St. Giles really is quite a magnificent building from the outside, and I had walked past it many times, so finally I decided to go in a take a look around. There are a number of interesting tombs, including the 8th Earl of Argyll, and a plaque on the floor marking the approximate spot where Janet Geddes threw her stool at the minister when he began to read from the English Book of Common Prayer introduced to the Scottish Kirk by Charles I and sparked the so-called Prayerbook Riots – a copycat riot happened in Glasgow Cathedral as well. (Note: I have know idea why Glasgow Cathedral is known as a Cathedral. I shall have to find this out)
The organ was playing as I wandered through the kirk, and the sun was streaming in through the stained glass windows, creating a rather nice scene. I learned something about the history of the building too. Now while I know a fair bit about the history of what went on in the building, I didn’t actually know how old it was. Well, the guide said they just got back a date from the columns supporting the main tower - 900 AD. That’s old.
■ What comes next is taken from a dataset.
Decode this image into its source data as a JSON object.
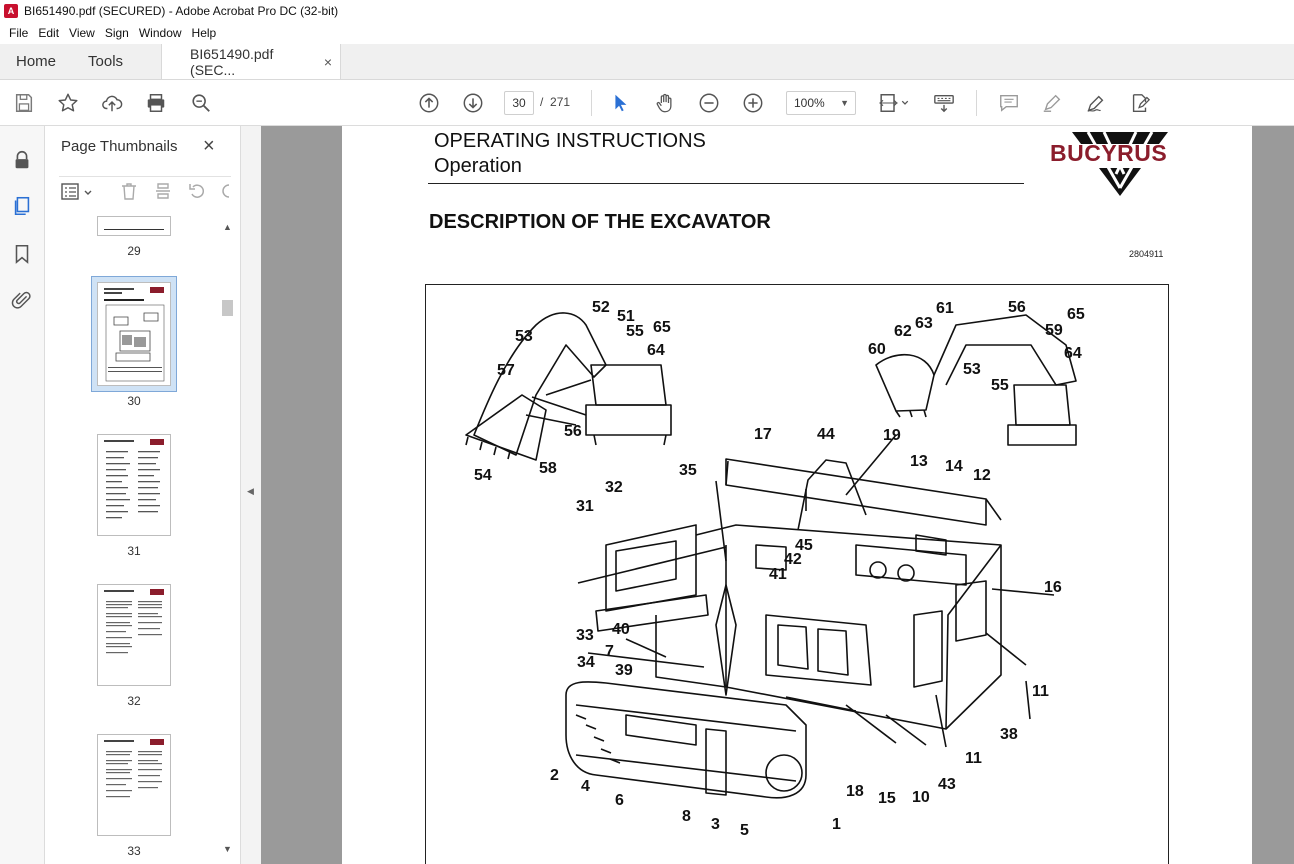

After finishing up in the Cathedral, I headed up to the castle, where I took in the view of the city. I was going to see the Royal Honours of Scotland, but the castle was closing so I headed back down the Royal Mile. Now I was stopped by some people handing out brochures for a tour of Mary King’s Close. I had meant to go on one of these tours before, and since this was perhaps my last trip to Edinburgh on this exchange (I will be back) I figured I might as well go now.
Now mediaeval Edinburgh had many houses on narrow side streets branching off the Royal Mile named closes. Now as the city grew in size, and the buildings along the Royal Mile became bigger, gradually these mediaeval closes were bricked over so as to provide a level surface for the buildings above, in the case of Mary King’s Close, the City Chambers. Essentially this created an underground city, which although noone lived there after it was covered, a few did work down there, and it has essentially preserved a piece of mediaeval Edinburgh.
The tour itself wasn’t overly impressive, compared to some others that I’ve been on. There was the requisite ghost story, and a room where there is supposedly the spirit of a little girl who’d lost her toy so people bring her toys, and other nonsense. But there are some fascinating bits and pieces too. The butchering slab, complete with drain grooves can be found in one of the old rooms. Remenants of a 17th century block printed wall; a common practise where paper was expensive was for the less well to do to simply paint patterns directly onto the wall. And various little things like that. It was a nice tour, and interesting, but not one that I would highly recommend for people to go on. And if the tour guides were right in telling me that this was the most historical of all the Edinburgh tours, then don’t expect to learn much, that’s all I can say.
After the tour I headed down to Waverley to catch the train back into Glasgow where I went to bed in preperation for the following two days adventures.